Tfelt-Hansen PC, Koehler PJ
Headache 2011 05; 51 (5): 752-78
Pain research, and headache research in particular, during the 20th century, has generated an enormous volume of literature promulgating theories, questions, and temporary answers. This narrative review describes the most important events in the history of migraine research between 1910 and 2010. Based on the standard textbooks of headache: Wolff's Headache (1948 and 1963) and The Headaches (1993, 2000, and 2006) topics were selected for a historical review.

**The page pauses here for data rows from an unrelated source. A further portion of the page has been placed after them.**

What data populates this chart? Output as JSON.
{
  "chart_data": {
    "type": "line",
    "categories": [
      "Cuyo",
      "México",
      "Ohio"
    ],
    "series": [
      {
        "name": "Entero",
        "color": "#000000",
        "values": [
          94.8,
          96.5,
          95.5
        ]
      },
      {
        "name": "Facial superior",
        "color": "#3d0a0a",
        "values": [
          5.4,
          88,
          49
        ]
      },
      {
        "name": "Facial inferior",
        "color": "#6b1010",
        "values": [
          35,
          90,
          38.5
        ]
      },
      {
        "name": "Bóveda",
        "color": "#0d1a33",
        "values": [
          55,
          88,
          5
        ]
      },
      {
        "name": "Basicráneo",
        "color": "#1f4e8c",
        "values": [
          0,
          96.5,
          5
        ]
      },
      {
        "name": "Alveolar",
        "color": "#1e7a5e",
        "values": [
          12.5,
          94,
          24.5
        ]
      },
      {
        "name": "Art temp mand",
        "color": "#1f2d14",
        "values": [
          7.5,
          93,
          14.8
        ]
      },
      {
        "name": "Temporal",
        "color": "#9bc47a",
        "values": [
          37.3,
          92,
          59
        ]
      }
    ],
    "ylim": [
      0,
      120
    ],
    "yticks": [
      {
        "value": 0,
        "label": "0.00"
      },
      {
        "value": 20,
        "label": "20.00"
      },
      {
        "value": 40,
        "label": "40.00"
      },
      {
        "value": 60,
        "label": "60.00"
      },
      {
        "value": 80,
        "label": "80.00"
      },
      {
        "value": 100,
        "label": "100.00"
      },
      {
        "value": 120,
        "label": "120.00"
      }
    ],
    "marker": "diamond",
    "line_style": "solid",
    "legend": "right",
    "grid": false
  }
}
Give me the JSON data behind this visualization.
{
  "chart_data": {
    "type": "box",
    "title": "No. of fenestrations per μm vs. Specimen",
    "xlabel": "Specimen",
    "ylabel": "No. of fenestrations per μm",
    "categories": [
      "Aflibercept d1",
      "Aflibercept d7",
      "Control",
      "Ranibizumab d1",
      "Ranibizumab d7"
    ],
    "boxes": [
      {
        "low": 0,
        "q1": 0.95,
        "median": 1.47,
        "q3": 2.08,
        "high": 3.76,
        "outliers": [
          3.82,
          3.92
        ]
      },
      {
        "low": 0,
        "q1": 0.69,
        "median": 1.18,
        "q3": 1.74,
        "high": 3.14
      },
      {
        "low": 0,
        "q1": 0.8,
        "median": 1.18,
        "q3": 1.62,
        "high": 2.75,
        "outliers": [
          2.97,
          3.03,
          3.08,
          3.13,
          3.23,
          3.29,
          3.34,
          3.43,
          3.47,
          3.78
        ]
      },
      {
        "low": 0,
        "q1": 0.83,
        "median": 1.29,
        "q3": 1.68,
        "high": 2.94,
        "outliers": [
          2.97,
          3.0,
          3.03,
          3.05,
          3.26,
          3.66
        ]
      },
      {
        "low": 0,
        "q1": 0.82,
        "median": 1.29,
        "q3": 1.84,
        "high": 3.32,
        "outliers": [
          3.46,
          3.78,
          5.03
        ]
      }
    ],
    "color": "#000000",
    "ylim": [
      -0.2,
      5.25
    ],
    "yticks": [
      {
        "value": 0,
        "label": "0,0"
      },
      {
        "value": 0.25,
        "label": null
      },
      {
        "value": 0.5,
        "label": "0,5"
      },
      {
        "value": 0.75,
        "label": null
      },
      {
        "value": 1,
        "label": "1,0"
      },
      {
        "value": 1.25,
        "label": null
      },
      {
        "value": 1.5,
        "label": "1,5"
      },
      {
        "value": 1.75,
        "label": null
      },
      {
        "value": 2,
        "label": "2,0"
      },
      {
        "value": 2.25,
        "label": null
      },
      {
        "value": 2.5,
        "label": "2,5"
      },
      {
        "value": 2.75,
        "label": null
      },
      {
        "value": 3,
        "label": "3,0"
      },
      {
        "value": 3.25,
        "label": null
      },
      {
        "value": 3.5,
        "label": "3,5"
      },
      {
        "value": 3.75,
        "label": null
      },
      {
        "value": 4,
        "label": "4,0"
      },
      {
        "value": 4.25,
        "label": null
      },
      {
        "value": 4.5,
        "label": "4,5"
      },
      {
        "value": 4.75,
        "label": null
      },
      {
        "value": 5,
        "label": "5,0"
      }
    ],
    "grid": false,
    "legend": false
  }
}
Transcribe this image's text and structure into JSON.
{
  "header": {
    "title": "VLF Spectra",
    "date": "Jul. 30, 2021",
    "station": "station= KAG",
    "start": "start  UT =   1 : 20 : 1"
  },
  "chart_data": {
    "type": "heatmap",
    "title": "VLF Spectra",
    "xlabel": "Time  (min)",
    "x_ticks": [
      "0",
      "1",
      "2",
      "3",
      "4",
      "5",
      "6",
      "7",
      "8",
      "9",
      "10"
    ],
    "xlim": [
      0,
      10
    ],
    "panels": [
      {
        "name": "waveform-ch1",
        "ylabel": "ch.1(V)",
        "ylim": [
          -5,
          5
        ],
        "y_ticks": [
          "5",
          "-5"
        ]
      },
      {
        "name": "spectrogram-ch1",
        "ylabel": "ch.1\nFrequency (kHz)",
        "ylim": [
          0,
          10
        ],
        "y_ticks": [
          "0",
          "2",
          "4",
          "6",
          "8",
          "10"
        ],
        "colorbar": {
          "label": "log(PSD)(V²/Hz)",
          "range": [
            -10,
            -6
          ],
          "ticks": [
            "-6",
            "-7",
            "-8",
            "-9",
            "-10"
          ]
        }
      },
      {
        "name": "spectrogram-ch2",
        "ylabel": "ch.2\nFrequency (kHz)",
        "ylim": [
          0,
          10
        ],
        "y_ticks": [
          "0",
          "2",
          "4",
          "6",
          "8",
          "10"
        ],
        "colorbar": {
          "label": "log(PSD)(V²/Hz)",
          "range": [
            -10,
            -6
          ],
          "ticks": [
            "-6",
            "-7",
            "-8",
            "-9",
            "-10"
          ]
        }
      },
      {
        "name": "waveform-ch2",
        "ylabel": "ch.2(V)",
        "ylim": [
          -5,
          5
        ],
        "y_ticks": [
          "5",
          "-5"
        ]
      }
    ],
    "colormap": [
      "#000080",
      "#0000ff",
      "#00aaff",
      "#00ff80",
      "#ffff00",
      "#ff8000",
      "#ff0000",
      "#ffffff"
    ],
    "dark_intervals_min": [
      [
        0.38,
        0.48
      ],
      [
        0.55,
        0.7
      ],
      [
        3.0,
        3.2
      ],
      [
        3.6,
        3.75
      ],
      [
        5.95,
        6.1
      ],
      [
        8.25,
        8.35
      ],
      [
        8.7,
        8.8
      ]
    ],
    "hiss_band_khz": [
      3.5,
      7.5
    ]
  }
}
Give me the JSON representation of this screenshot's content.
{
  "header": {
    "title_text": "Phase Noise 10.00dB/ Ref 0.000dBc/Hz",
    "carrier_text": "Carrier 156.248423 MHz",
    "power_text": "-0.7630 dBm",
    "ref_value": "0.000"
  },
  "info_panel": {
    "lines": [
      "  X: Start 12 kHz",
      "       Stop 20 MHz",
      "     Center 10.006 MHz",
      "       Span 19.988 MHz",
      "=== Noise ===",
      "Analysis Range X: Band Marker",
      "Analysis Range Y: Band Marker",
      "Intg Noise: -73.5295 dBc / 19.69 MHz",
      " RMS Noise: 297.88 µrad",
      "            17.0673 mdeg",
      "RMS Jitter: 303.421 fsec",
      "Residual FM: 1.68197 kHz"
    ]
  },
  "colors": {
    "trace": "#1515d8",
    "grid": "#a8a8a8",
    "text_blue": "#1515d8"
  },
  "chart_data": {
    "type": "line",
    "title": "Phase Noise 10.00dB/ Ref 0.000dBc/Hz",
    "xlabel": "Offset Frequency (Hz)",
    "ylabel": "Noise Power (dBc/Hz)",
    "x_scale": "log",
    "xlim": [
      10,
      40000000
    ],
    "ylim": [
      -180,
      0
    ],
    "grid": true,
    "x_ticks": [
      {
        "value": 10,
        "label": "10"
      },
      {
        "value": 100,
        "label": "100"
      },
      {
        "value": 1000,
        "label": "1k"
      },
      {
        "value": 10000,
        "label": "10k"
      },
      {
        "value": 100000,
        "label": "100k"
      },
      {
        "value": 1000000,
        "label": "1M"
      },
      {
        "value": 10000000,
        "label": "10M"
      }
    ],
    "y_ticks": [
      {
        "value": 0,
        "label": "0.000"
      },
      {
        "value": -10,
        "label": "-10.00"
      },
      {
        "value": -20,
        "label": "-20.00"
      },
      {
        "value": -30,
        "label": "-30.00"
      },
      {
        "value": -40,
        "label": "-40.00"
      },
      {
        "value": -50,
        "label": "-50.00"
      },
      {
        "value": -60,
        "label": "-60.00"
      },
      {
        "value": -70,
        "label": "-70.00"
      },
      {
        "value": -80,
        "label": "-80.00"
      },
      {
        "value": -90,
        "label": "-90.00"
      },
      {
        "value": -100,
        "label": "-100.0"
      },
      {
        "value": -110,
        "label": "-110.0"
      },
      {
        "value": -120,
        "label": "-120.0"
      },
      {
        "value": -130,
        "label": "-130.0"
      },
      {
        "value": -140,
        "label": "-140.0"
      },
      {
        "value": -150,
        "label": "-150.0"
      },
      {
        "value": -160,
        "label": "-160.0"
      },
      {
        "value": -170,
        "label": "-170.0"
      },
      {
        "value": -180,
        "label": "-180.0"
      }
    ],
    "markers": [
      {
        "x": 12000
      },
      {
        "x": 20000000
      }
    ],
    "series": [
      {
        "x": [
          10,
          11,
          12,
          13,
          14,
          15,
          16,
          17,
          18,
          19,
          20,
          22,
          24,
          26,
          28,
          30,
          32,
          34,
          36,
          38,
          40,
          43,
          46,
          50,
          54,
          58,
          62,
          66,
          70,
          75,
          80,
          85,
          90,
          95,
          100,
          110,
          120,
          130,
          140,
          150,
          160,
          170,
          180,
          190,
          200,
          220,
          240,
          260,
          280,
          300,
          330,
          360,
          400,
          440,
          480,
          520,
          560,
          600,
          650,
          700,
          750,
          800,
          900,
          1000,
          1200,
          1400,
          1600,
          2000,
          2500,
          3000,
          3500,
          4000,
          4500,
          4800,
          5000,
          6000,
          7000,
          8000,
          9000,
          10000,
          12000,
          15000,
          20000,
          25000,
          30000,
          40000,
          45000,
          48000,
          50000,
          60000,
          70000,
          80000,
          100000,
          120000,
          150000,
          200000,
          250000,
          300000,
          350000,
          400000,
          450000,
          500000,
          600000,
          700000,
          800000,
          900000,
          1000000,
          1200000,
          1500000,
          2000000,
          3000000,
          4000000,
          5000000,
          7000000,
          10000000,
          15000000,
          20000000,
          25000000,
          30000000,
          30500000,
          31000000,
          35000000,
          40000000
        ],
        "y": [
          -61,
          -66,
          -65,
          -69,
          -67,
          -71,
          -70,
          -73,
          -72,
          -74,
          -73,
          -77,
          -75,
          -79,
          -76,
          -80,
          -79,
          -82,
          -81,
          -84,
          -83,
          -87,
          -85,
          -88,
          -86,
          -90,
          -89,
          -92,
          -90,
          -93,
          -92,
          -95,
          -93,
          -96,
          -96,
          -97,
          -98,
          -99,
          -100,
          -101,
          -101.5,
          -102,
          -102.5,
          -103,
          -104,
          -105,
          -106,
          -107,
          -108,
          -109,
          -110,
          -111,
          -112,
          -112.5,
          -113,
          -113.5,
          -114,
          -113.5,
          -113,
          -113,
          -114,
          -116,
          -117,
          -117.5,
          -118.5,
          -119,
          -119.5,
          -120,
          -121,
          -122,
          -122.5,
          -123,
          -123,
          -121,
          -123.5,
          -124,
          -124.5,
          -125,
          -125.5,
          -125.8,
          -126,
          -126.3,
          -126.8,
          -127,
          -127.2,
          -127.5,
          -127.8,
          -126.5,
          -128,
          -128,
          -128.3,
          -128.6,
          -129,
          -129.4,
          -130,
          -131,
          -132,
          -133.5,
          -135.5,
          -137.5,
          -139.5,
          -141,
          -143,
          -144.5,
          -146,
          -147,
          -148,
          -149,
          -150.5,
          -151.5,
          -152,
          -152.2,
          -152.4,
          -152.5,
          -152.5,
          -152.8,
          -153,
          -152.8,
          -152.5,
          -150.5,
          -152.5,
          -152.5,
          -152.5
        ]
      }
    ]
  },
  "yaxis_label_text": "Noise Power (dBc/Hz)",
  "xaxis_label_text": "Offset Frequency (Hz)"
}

Most notably these included: isolation and clinical introduction of ergotamine (1918); further establishment of vasodilation in migraine and the constrictive action of ergotamine (1938); identification of pain-sensitive structures in the head (1941); Lashley's description of spreading scotoma (1941); cortical spreading depression (CSD) of Leão (1944); serotonin and the introduction of methysergide (1959); spreading oligemia in migraine with aura (1981); oligemia in the wake of CSD in rats (19 82); neurogenic inflammation theory of migraine (1987); a new headache classification (1988); the discovery of sumatriptan (1988); migraine and calcitonin gene-related peptide (1990); the brainstem "migraine generator" and PET studies (1995); migraine as a channelopathy, including research from the genetic perspective (1996); and finally, meningeal sensitization, central sensitization, and allodynia (1996). Pathophysiological ideas have evolved within a limited number of paradigms, notably the vascular, neurogenic, neurotransmitter, and genetic/molecular biological paradigm. The application of various new technologies played an important role within these paradigms, in particular neurosurgical techniques, EEG, methods to measure cerebral blood flow, PET imaging, clinical epidemiological, genetic, and molecular biological methods, the latter putting migraine (at least hemiplegic migraine) within a completely new classification of diseases.